İşte çok Nergis Kavalcı'nın Zihni Çakır ile yaptığı çok konuşulacak o röportaj…
- Tepkiler nasıl son kitabınız Korku İmparatorluğu GLADIO'ya?
Sanırım beklentilerin üzerinde. Gündemin böylesine her gün farklı bir konuyla bombalandığı dönemde, kitabın yaklaşık 20 günde 2. baskısının da tükendiği bilgisini aldım. 3. baskı için
hazırlık yapılıyormuş yayıncı.
Okuyucularımdan aldığım yoğun mesajlar ve kamuoyunun algılamasını okuyunca bayağı müspet tepki var diyebilirim.
- Öceki çalışmalarınız Ergenekon yapılanması üzerineydi. Bu defa farklı bir konsept var sanırım kitapta…
Öyle de diyebiliriz.
Örneğin ilk kitap çalışmamda, ülkeyi
esir alan Ergenekon davasına konu gizli yapılanmanın daha
soruşturması başlamadan 7 ay evvel Ergenekon adlı bir
örgüt olduğunu ifade edip, bu örgütün bugün soruşturma ve davada tanımlanan örgütlenme biçimini anlatmıştım.
Yine sonraki kitap çalışmalarımda, söz konusu yapılanmanın hedef ve eylemlerini, üstelik iddianamelerden çok önce belgeleriyle ortaya koymuştum.
Türkiye'yi felakete sürüklemek, çok partili parlamenter rejimi asker maarifetiyle al aşağı edip yerine BAAS ideolojisi ekseninde tek partili totaliter bir rejim kurmak isteyen Ergenekon'un şifrelerini deşifre etmeye çalışmıştım.

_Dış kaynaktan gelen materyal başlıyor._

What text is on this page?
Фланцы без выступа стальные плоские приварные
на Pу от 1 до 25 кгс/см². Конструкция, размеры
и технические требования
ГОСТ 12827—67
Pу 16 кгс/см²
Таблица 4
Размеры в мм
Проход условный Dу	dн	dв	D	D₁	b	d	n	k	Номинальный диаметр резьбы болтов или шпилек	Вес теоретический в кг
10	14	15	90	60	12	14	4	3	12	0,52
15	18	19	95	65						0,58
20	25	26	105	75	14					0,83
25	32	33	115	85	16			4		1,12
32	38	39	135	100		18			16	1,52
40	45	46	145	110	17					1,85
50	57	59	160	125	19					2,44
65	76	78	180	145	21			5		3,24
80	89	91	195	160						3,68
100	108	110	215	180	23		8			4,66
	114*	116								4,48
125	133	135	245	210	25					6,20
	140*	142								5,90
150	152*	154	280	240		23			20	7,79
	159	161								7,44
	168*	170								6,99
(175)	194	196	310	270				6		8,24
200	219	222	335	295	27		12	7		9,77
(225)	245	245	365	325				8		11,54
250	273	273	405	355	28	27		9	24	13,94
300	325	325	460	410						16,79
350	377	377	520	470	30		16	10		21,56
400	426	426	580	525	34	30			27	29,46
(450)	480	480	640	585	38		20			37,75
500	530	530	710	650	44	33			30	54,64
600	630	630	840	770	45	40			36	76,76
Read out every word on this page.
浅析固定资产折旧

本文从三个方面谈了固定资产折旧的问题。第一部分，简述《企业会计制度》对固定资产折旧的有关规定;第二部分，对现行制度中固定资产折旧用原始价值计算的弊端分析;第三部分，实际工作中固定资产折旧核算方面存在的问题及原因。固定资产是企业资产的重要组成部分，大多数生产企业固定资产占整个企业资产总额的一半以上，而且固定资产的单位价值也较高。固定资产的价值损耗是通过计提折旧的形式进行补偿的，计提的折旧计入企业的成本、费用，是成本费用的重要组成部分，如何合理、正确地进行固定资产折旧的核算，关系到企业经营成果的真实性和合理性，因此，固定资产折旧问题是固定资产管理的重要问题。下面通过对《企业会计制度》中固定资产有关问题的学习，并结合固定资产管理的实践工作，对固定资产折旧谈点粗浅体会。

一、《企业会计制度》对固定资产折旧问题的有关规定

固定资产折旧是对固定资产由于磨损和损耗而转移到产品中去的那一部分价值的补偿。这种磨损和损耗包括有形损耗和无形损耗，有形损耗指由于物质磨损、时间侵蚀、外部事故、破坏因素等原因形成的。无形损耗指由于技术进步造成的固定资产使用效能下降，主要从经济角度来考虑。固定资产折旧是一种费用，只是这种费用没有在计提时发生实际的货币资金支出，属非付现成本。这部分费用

Korku İmparatorluğu GLADIO'da ise, küresel güç odaklarının, GLADIO eliyle, hedef coğrafyalarda ulaşmayı amaçladığı egemenlik ve mutlak otorite savaşında zafere ulaşmak için kurduğu Korku İmparatorluğu'nu tanımlamaya çalıştım. Türkiye
operasyonlarını inceledim.
- Tapınak Şovalyeleri, Bilderberg ve Masonik yapılanmalara genişçe yer verdiğiniz de göze çarpıyor kitabınızda…
Eğer GLADIO'yu tüm yönleriyle ele alıyorsanız, bu gizli örgütlerin bilinmeyenlerini ortaya koymadan amacınıza ulaşamazsınız.
Haliyle GLADIO ve onun eliyle güçlendirilmeye çalışılan Korku İmparatorluğu'nun asıl sahibi olan Masonik yapılanmalar ve gizli cemiyetleri de irdeledim.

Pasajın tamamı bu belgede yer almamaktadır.